Un réveil matinal a permis une escapade de notre trio à la maison de Louise Michel, à Chaumont, où il a été magistralement accueilli avant de se dégourdir les jambes sur l’une des quatre randonnées (17, 13, 8 et 5 km, encadrées de gendarmes à moto tout terrain), à la périphérie de la future poubelle nucléaire de Bure. Quatre marches convergentes, mais à l’arrivée décalées, suivies de sustentations militantes, culinaires, ablutives, sur fond d’animations festives : musicale, bien sûr, avec « les Bure Haleurs » ; chantée, avec « la Chorale révolutionnaire » de Verdun, etc., et prises de parole successives des organisateurs. Bien sûr, de nombreux stands d’information en adéquation avec le rassemblement et/ou de luttes voisines. Bien présente aussi la Confédération paysanne et ses « tracteurs » (hommes et machines) enracinés et très revendicatifs.
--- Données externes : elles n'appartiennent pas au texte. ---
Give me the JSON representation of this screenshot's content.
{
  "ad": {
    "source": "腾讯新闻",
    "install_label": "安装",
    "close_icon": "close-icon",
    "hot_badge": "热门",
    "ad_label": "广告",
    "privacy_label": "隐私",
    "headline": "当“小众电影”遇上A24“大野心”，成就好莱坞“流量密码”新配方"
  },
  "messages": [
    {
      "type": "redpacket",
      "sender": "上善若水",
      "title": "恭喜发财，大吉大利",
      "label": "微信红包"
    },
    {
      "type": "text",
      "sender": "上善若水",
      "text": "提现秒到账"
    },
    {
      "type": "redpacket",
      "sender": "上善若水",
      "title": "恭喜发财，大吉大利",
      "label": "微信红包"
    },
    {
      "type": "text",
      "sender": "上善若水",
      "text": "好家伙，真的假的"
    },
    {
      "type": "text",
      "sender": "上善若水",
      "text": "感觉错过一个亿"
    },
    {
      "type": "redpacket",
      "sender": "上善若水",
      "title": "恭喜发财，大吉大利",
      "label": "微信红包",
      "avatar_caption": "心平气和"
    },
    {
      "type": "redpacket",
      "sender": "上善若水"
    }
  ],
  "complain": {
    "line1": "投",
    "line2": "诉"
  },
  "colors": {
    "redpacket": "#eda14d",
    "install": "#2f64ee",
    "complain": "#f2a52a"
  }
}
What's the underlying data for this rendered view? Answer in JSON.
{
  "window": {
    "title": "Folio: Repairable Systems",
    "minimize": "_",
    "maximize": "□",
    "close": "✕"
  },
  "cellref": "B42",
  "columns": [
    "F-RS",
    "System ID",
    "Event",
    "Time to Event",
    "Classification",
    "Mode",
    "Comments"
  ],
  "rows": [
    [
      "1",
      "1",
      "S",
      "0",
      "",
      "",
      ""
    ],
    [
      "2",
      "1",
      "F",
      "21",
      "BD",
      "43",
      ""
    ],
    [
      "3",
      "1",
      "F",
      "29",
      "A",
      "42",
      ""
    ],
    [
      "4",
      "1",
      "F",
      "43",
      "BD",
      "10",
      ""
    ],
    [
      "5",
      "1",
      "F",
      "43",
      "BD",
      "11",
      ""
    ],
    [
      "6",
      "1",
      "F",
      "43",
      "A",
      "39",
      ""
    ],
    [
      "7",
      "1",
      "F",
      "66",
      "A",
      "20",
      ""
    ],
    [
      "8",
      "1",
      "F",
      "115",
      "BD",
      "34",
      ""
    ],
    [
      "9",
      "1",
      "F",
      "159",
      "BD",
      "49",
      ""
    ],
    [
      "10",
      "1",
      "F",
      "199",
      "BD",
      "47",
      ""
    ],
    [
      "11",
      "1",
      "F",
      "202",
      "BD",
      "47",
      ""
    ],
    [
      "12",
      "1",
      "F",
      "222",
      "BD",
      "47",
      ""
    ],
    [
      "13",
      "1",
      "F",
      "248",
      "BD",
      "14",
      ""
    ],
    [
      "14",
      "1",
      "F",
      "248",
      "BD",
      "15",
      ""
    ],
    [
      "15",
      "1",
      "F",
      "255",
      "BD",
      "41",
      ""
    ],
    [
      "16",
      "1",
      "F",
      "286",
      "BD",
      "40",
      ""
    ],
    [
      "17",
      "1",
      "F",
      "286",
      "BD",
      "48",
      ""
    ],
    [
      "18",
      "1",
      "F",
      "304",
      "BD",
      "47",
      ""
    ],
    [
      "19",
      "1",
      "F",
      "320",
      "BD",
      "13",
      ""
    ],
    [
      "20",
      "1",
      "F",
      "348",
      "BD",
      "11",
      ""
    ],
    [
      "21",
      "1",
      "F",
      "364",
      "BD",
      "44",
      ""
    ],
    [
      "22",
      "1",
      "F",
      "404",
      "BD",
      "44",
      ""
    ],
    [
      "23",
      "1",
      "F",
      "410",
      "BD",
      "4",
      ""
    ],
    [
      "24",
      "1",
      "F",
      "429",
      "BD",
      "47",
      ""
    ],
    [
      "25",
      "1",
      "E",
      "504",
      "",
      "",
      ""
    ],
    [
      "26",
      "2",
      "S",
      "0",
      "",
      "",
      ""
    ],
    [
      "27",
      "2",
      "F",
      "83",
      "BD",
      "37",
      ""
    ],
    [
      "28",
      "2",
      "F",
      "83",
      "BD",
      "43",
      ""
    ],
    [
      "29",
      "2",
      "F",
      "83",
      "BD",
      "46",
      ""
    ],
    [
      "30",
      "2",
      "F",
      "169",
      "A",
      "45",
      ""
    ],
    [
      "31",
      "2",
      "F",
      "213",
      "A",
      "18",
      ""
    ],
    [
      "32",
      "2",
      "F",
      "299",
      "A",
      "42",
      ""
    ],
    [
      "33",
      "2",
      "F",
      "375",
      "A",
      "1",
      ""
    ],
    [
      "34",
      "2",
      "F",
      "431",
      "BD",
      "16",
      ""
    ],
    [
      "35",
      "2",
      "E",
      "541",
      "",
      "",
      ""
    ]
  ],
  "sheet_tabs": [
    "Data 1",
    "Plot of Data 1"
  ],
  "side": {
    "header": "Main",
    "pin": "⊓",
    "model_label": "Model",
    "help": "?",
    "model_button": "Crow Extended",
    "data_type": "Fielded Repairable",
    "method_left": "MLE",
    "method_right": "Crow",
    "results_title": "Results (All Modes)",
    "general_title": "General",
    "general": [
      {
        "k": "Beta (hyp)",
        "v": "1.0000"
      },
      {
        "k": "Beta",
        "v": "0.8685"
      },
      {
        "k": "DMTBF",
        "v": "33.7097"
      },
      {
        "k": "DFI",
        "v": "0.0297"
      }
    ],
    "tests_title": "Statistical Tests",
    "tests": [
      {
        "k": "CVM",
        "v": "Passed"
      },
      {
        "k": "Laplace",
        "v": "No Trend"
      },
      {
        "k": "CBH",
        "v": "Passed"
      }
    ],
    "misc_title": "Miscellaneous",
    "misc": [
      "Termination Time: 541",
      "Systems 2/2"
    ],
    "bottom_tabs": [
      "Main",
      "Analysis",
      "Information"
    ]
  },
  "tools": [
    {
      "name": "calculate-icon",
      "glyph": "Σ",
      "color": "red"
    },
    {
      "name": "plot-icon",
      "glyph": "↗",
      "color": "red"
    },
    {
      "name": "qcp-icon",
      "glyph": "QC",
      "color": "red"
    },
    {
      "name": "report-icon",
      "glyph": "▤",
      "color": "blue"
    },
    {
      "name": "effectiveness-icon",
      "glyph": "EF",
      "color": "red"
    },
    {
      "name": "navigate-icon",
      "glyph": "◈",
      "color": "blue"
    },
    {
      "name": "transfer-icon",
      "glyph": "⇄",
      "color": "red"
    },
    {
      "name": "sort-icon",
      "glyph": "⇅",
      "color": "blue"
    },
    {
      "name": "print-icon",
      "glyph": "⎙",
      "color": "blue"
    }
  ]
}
Apogée du rassemblement, à 15 heures, le ceinturage des installations de l’Andra par une chaîne humaine (de 2,5 km), rythmée par l’Hymne de la Résistance (Chant des partisans revisité pour cet « enterrement » de Cigéo : « Ami, entends-tu le silence de tous ceux qu’on fait taire ») lui-même alterné du vacarme des raclements des grilles entourant le site (un lointain rappel des frottements de carton sur nos rayons de vélo). Mille huit cents personnes s’y sont joyeusement donné la main. Selon l’avis général, la mobilisation connaîtrait un renouveau. Les absents du jour auront d’autres occasions d’être invités.
L’œil dans le rétroviseur
Comme à Izé (mais aussi au Bourg-d’Iré, dans le Maine-et-Loire, et à Athis-de-l’Orne, dans l’Orne évidemment, etc.), dès 1994, l’Andra avait jeté son dévolu sur ce coin perdu, dépeuplé (92 habitants à Bure, 6 habitants au km²) et économiquement négligé pour y implanter un « centre » que les nécessités de la « communication » vont progressivement qualifier de « laboratoire ». Labo dit « Cigéo » (acronyme de Centre industriel de stockage géologique, dont on a stratégiquement expurgé le mot « nucléaire »), autant dire un immense nécropole souterraine des pires déchets radioactifs (cf. intra), gageant qu’une population aussi isolée ne moufterait pas. Mais il faut se méfier de l’eau qui dort ! Au pire, comme pour les centrales, ici aussi on sait acheter les consciences. Du coup, la bourgade est maintenant [sur]équipée d’une salle polyvalente, d’un centre d’archives des documents d’EDF, d’un immense hôtel-restaurant… Par contre, on lui cachera malicieusement le potentiel géothermique du sous-sol ! [2]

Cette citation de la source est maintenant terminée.